Tuning Cents Deviation Calculator

Instrument tuning in cents: rule and example

To find how far a measured frequency sits from a reference, expressed in cents, use cents = 1200 · log₂(f_measured/f_ref). A semitone is exactly 100 cents, an octave is 1200. A well-trained ear catches deviations of 5-10 cents, while the average listener needs something closer to 10-15. Measure 441 Hz against the standard A4 = 440 Hz and you get about +3.93 cents, which means it sits a touch sharp of the reference. Tuners like the Korg TM-60 or Boss TU-3 usually show ±20 or ±50 cents on screen.

Applications

Guitarists lean on cents when setting bridge intonation, comparing the open string (say E2 at 82.41 Hz) against the 12th-fret harmonic. Violinists tune A4 = 440 Hz, though many European orchestras prefer 442 Hz. Piano technicians stretch the octaves following the Railsback curve, widening them 20-30 cents toward the extremes. Outside equal temperament, Arabic maqam relies on quarter-tones of roughly 50 cents, and Indian classical music divides the scale into 22 shrutis with intervals that don't land on neat 100-cent steps.

FAQ

Positive or negative cents? A positive number means you're sharp, above the reference. A negative one means you're flat, below it.
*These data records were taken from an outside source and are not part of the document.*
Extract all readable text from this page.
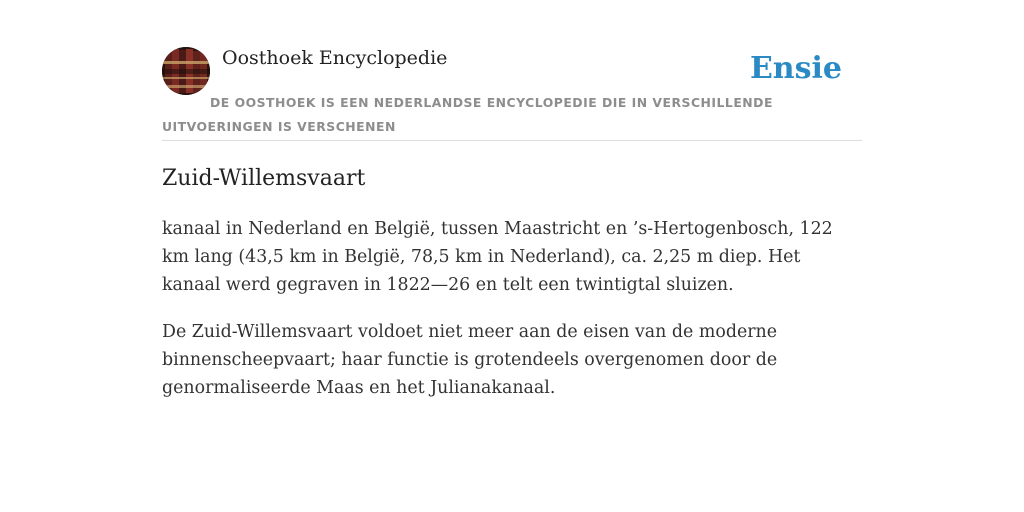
Oosthoek Encyclopedie	Ensie
DE OOSTHOEK IS EEN NEDERLANDSE ENCYCLOPEDIE DIE IN VERSCHILLENDE UITVOERINGEN IS VERSCHENEN
Zuid-Willemsvaart

kanaal in Nederland en België, tussen Maastricht en ’s-Hertogenbosch, 122 km lang (43,5 km in België, 78,5 km in Nederland), ca. 2,25 m diep. Het kanaal werd gegraven in 1822—26 en telt een twintigtal sluizen.

De Zuid-Willemsvaart voldoet niet meer aan de eisen van de moderne binnenscheepvaart; haar functie is grotendeels overgenomen door de genormaliseerde Maas en het Julianakanaal.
How many cents is "in tune"? On most instruments, landing within ±5 cents is excellent, and ±10-15 cents still passes when you're playing in a group.

Why use cents instead of Hz? Cents match how we actually hear pitch. 100 cents always sounds like a semitone, whereas 1 Hz is a huge gap at A2 and barely noticeable at A6.

Does temperature affect this? It does. Wind and string instruments climb about 5-10 cents as they warm up.